Horn Darryl, Al-Ali Hassan, Barrientos Antoni
Department of Biochemistry & Molecular Biology, The John T. MacDonald Foundation Center for Medical Genetics, University of Miami Miller School of Medicine, Miami, Florida, USA.
Mol Cell Biol. 2008 Jul;28(13):4354-64. doi: 10.1128/MCB.01920-07. Epub 2008 Apr 28.
Copper is an essential cofactor of two mitochondrial enzymes: cytochrome c oxidase (COX) and Cu-Zn superoxide dismutase (Sod1p). Copper incorporation into these enzymes is facilitated by metallochaperone proteins which probably use copper from a mitochondrial matrix-localized pool. Here we describe a novel conserved mitochondrial metallochaperone-like protein, Cmc1p, whose function affects both COX and Sod1p. In Saccharomyces cerevisiae, Cmc1p localizes to the mitochondrial inner membrane facing the intermembrane space. Cmc1p is essential for full expression of COX and respiration, contains a twin CX9C domain conserved in other COX assembly copper chaperones, and has the ability to bind copper(I). Additionally, mutant cmc1 cells display increased mitochondrial Sod1p activity, while CMC1 overexpression results in decreased Sod1p activity. Our results suggest that Cmc1p could play a direct or indirect role in copper trafficking and distribution to COX and Sod1p.
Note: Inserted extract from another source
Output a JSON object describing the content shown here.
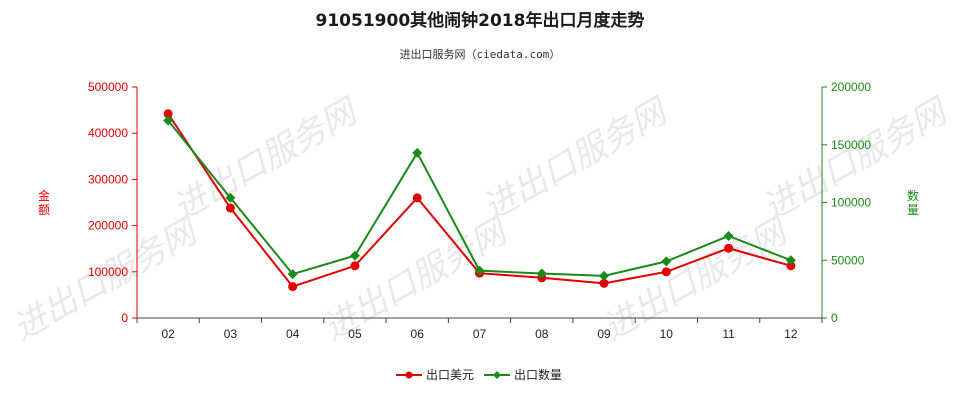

细胞色素c氧化酶(COX)和铜锌超氧化物歧化酶(Sod1p)。金属伴侣蛋白促进铜掺入这些酶中,这些蛋白可能利用线粒体基质定位池中的铜。在这里,我们描述了一种新型的保守的线粒体金属伴侣样蛋白Cmc1p,其功能影响COX和Sod1p。在酿酒酵母中,Cmc1p定位于面向膜间隙的线粒体内膜。Cmc1p对于COX的完全表达和呼吸是必需的,包含在其他COX组装铜伴侣中保守的双CX9C结构域,并且具有结合铜(I)的能力。此外,突变的cmc1细胞显示线粒体Sod1p活性增加,而CMC1过表达导致Sod1p活性降低。我们的结果表明,Cmc1p可能在铜向COX和Sod1p的运输和分布中起直接或间接作用。